Aid agency says increased funding essential to provide drought victims with food, water as impacts linked to El Nino and climate change start to bite
By Ed King
A major crisis is brewing in Africa and Latin America, with severe food shortages linked to an ongoing drought likely to hit in early 2016, according to the Oxfam aid agency.
It says the world’s top humanitarian and food agencies will face an “unprecedented level of strain” next year if erratic rains continue to blight already parched landscapes.
Tens of millions of people will face hunger, disease, water shortages and dangerous journeys to find new and safer lands if early action is not taken to avert disaster.
“Places like Ethiopia, Haiti and Papua New Guinea are already feeling the effects of drought and crop failure,” said Jane Cocking, Oxfam humanitarian director.
“We urgently need to get help to these areas to make sure people have enough food and water.
“Aid agencies are already stretched responding to the crises in Syria, South Sudan and Yemen. We cannot afford to allow other large-scale emergencies to develop elsewhere.”
The warning comes as some UK MPs lobby the government to scale back its overseas spending and focus on helping victims of the country’s recent spate of floods in the north of the country.

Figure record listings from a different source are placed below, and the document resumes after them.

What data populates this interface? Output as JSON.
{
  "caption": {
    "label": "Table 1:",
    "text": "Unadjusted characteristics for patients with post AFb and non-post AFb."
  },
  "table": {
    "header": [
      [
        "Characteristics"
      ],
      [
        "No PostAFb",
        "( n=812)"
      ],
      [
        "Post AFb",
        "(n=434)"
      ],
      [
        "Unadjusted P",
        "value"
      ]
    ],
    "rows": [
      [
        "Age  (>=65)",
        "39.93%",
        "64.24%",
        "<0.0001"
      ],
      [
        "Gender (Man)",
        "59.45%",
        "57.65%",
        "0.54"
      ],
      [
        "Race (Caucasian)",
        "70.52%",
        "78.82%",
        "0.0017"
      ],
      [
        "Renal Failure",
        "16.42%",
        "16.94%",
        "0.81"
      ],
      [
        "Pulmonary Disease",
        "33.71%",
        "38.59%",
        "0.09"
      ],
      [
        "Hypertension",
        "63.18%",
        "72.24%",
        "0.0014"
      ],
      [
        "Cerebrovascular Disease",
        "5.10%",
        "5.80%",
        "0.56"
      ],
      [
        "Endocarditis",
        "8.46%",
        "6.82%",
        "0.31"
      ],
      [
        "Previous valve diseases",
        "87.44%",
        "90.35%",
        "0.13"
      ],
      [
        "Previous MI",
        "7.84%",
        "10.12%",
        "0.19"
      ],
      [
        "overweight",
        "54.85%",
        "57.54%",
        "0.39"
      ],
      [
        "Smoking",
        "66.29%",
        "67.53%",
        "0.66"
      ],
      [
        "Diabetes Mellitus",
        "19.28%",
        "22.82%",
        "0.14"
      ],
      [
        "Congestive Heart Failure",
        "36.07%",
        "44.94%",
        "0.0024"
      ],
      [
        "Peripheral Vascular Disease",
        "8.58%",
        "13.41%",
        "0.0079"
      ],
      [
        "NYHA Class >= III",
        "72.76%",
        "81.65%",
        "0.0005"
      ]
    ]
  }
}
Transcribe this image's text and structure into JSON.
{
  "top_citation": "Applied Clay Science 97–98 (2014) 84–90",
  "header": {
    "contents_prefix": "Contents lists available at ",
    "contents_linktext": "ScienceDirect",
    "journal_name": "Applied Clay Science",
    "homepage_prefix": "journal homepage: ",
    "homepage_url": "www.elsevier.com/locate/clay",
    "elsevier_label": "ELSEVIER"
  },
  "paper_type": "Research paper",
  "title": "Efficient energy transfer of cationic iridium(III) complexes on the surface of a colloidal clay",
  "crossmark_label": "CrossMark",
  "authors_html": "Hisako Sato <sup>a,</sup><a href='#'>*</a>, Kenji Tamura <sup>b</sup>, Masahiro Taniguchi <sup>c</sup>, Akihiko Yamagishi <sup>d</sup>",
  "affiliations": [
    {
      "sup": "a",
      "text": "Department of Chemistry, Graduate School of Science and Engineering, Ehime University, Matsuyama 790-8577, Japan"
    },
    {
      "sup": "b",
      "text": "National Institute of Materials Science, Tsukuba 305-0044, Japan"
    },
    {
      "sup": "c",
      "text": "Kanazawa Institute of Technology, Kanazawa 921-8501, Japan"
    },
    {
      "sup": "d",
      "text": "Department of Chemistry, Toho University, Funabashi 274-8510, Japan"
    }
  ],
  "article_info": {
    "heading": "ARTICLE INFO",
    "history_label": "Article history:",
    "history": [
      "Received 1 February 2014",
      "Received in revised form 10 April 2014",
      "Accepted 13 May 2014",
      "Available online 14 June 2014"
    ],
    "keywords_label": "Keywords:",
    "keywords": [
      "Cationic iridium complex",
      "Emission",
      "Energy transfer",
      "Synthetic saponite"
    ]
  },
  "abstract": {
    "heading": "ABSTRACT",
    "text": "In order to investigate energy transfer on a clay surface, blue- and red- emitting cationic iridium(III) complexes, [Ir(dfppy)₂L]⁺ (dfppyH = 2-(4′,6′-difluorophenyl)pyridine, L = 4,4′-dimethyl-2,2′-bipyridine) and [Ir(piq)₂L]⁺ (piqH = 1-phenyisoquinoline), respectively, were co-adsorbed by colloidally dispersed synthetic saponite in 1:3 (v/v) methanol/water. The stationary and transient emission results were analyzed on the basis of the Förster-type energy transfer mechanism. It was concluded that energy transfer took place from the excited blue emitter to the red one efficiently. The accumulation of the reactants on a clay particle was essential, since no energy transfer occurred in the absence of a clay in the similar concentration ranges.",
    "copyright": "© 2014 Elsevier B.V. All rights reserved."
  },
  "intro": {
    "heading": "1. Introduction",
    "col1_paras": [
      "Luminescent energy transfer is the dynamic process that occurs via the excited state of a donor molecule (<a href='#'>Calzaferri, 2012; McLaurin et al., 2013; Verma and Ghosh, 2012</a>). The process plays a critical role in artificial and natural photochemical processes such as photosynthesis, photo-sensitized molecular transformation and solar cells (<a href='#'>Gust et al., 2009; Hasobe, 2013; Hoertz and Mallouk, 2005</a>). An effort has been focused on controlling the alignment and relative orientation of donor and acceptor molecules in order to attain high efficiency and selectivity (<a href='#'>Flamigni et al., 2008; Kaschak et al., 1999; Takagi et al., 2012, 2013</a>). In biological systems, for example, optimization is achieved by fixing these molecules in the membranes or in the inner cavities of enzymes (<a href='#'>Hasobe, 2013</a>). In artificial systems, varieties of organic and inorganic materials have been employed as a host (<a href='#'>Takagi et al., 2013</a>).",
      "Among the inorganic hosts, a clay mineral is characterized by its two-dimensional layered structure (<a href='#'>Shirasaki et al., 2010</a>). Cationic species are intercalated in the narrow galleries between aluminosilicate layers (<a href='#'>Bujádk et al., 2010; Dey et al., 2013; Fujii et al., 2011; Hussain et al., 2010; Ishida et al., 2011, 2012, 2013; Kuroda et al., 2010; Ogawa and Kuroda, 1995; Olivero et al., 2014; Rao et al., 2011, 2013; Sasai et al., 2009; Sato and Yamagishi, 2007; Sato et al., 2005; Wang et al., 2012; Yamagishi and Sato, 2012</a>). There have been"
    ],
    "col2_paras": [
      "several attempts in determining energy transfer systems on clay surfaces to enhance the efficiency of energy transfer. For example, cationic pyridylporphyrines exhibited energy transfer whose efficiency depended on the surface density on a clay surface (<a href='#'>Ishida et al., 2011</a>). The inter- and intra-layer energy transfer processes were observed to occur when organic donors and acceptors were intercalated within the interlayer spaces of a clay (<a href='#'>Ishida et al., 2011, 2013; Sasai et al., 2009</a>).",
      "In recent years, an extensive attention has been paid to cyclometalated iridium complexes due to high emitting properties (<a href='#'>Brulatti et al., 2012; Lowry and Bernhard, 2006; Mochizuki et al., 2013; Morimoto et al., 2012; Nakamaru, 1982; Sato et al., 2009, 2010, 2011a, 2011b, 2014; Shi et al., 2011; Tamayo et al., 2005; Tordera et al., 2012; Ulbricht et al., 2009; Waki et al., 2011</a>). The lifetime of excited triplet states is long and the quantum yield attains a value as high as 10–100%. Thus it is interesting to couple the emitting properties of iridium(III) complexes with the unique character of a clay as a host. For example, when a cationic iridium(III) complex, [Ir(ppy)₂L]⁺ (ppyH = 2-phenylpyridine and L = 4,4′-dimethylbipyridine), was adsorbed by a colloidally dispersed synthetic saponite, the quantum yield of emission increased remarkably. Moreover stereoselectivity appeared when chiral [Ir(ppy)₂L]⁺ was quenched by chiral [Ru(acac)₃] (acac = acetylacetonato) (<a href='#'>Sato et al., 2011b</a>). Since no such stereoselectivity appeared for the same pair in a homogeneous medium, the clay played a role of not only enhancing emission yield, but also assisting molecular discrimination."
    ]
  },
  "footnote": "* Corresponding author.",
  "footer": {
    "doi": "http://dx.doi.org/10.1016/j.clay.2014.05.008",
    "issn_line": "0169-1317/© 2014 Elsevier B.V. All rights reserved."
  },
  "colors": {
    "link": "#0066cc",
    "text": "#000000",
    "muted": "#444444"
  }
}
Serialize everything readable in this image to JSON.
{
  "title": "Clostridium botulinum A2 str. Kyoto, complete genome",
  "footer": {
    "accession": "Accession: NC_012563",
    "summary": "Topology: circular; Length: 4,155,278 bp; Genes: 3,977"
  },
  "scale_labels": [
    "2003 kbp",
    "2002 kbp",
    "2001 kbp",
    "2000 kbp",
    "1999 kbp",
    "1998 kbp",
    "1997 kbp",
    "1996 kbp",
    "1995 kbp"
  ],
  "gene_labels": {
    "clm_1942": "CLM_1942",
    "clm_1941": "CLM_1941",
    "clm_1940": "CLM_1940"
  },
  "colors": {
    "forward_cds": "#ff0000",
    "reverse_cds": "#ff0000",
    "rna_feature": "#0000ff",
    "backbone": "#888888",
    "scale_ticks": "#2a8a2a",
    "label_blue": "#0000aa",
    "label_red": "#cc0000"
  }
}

“Where there is money set aside to help flood victims around the world it should now be diverted to help people suffering in the UK,” said former environment chief Owen Paterson.
Oxfam claims that without further support it faces a $25 million funding gap in Ethiopia alone – and will be unable to help 777,000 people gain access to emergency food and water.
Ethiopia’s government says 10.2 million people will need humanitarian assistance in 2016, at an estimated cost of $1.4 billion, while Malawi predicts 2.8 million of its citizens will require help.
Erratic rainfalls across the world over the past few months have been linked to the El Nino weather phenomenon, which occurs naturally roughly every five years and releases huge amounts of heat from the Southern Oceans.
This has global impacts, frequently leading to drought in Australia and Indonesia, and heavy rains in California and Latin America.
Rainfall patterns in Kenya, Somalia, South Africa and India’s annual monsoon can also be affected. Famine, outbreaks of disease and conflict have been blamed on the weather event.
According to the World Meteorological Organisation, the El Nino event the world is currently experiencing is likely to be one of the strongest yet, buoyed by temperatures boosted by global warming.